During that time Sharon also provided 400 cakes for the Skoda Fabia TV advert where a team of people transformed the cakes into a life-size replica of the new Skoda.

When the recession hit Sharon lost everything. She said: “I was an inexperienced businesswoman and the bank didn’t give me time to move the factory into a different product so I lost it all. I didn’t go bankrupt and everyone got paid but I lost everything.”

Sharon spent several months sofa surfing while saving up enough money to start again.

And she did, setting up a new business selling Bar15 – a no added sugar cereal bar with 15 natural ingredients.

With more business experience that venture was a success which Sharon eventually sold on before retiring.

Sharon was prompted shelve retirement and set up the kitchen scheme after hearing a mum on a bus tell her child tea would be hotdogs and alphabet potato shapes.

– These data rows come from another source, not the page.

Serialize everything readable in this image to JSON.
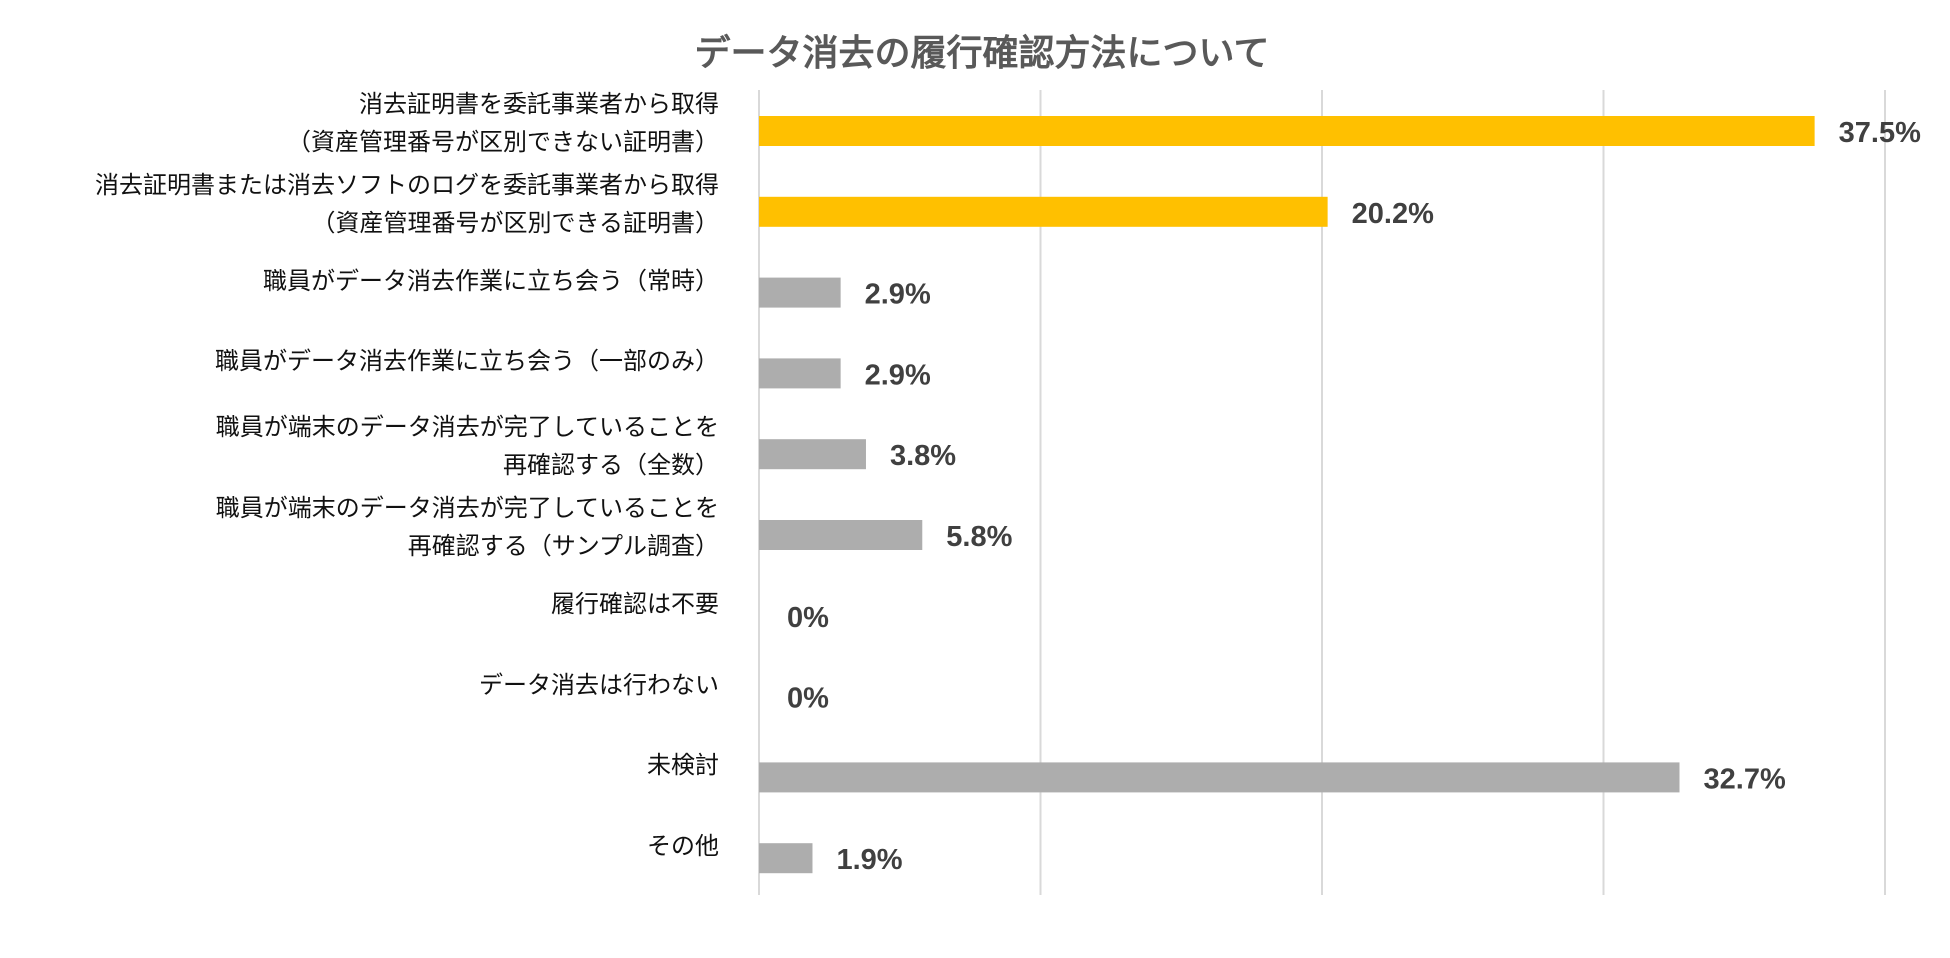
{
  "chart_data": {
    "type": "bar",
    "orientation": "horizontal",
    "title": "データ消去の履行確認方法について",
    "xlabel": "",
    "ylabel": "",
    "xlim": [
      0,
      40
    ],
    "grid": true,
    "gridline_step": 10,
    "categories": [
      [
        "消去証明書を委託事業者から取得",
        "（資産管理番号が区別できない証明書）"
      ],
      [
        "消去証明書または消去ソフトのログを委託事業者から取得",
        "（資産管理番号が区別できる証明書）"
      ],
      [
        "職員がデータ消去作業に立ち会う（常時）"
      ],
      [
        "職員がデータ消去作業に立ち会う（一部のみ）"
      ],
      [
        "職員が端末のデータ消去が完了していることを",
        "再確認する（全数）"
      ],
      [
        "職員が端末のデータ消去が完了していることを",
        "再確認する（サンプル調査）"
      ],
      [
        "履行確認は不要"
      ],
      [
        "データ消去は行わない"
      ],
      [
        "未検討"
      ],
      [
        "その他"
      ]
    ],
    "values": [
      37.5,
      20.2,
      2.9,
      2.9,
      3.8,
      5.8,
      0,
      0,
      32.7,
      1.9
    ],
    "data_labels": [
      "37.5%",
      "20.2%",
      "2.9%",
      "2.9%",
      "3.8%",
      "5.8%",
      "0%",
      "0%",
      "32.7%",
      "1.9%"
    ],
    "bar_colors": [
      "#FFC000",
      "#FFC000",
      "#ADADAD",
      "#ADADAD",
      "#ADADAD",
      "#ADADAD",
      "#ADADAD",
      "#ADADAD",
      "#ADADAD",
      "#ADADAD"
    ],
    "gridline_color": "#D9D9D9",
    "data_label_color": "#404040"
  }
}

Sharon said: “That meal is about 50p per head. It’s ok but you can’t always feed kids like that and expect them to be alert. The kitchen helps with healthy, good meals that are affordable and easy to cook.”

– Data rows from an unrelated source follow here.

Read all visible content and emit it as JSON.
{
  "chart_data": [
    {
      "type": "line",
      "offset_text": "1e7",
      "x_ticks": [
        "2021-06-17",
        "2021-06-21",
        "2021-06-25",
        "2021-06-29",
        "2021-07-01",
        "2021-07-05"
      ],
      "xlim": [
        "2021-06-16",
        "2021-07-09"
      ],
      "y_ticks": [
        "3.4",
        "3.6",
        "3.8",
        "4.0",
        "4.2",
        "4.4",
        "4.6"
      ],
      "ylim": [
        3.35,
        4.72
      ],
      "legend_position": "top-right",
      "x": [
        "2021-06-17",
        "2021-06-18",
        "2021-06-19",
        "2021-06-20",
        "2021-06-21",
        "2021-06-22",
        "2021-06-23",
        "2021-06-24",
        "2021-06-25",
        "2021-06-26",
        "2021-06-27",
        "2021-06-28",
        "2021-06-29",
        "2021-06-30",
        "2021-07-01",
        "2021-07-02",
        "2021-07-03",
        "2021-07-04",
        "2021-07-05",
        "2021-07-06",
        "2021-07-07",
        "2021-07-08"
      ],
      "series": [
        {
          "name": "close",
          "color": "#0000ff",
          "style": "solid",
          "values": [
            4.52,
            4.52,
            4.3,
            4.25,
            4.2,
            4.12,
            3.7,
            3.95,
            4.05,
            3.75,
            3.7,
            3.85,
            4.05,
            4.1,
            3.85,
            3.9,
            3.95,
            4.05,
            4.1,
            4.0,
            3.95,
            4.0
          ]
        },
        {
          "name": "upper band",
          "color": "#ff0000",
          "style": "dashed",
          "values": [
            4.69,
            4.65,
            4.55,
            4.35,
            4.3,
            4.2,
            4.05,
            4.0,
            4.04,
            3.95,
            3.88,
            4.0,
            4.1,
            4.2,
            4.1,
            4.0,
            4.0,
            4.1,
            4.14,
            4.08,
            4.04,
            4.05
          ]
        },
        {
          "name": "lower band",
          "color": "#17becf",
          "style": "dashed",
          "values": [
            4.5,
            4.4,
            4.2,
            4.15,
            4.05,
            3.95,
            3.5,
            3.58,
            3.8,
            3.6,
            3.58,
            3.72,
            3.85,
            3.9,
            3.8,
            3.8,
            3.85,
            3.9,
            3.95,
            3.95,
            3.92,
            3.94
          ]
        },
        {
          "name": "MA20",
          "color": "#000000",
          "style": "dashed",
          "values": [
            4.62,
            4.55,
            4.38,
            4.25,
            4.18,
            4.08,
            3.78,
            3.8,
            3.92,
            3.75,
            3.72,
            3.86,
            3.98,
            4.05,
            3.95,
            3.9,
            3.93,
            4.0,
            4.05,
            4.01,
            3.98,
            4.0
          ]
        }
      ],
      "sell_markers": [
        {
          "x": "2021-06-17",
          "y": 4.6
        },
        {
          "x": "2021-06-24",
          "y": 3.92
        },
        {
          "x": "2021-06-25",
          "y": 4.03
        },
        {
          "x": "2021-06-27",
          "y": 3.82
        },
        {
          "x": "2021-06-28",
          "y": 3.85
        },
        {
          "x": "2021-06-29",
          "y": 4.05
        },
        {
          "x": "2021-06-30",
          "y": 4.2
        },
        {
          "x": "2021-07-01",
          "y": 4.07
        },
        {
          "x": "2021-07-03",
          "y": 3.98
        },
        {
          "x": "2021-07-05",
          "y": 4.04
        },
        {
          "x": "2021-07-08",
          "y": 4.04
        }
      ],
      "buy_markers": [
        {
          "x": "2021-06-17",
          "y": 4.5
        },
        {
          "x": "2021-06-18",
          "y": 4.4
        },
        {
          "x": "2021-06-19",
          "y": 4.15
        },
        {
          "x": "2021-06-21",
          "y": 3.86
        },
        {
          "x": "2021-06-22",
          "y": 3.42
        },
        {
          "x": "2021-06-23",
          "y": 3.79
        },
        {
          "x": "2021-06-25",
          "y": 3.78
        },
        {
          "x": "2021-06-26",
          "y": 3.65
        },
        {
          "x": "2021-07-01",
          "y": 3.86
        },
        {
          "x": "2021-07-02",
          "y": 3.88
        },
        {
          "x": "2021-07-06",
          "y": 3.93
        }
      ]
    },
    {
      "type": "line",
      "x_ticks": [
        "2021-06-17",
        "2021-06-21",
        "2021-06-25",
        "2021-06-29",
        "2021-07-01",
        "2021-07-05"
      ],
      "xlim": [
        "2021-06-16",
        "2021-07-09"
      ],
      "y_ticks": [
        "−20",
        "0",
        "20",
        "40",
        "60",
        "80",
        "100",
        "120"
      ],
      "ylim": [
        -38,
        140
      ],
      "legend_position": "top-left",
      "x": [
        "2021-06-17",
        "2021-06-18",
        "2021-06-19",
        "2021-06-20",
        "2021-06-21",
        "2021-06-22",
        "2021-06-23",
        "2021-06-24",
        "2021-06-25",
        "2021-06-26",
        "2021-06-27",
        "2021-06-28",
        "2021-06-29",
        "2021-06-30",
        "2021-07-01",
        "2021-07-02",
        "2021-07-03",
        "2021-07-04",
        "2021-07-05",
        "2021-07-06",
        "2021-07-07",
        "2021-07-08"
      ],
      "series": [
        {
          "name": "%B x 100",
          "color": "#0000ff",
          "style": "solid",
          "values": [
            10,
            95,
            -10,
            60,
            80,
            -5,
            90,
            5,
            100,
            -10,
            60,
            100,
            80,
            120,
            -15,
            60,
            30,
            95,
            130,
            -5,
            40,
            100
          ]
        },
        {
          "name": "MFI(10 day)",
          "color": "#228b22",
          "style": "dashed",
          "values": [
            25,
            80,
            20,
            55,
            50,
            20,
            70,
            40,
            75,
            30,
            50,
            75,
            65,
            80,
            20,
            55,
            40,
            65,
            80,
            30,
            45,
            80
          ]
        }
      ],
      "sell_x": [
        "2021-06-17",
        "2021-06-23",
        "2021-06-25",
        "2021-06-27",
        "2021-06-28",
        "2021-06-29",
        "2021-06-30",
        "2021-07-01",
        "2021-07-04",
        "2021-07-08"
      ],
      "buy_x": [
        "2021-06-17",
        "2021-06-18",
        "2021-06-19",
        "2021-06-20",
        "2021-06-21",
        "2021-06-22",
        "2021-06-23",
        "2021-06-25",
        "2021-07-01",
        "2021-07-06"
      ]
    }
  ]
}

Find Our Kitchen On The Isle Of Thanet on facebook.

4 Comments

  1. Pleasure to be involved with Sharon on this new project, am now finalising the next scheme to help school children to kip fit

  2. I fully support what especially.Cllr Lewis has done at Drapers during the school term by using some of his KCC monies allocated.
    As I have said to Barry if it’s a great idea you have my backing who ever it is.
    Sharon Goodyear deserves proper national recognition in what she is achieving and good to see that it’s expanding as certainly needed I,m afraid .

  3. Having been a washer-upper/food preparing/general dogsbody I know how much benefit those who came to the Summer Kitchen got from the project and am looking forward to helping again in the future. We created a community that supported each other, that didn’t judge anyone who came along and helped parents and others enjoy a series of fantastic food in good company, it was noticeable by the end of the kitchen the change for the better with the adults and the children. Mums thanked us for being their friend and for not being ‘judgemental’.’ We had guests who walked some distance as they couldn’t afford bus fares just to enjoy company and the food.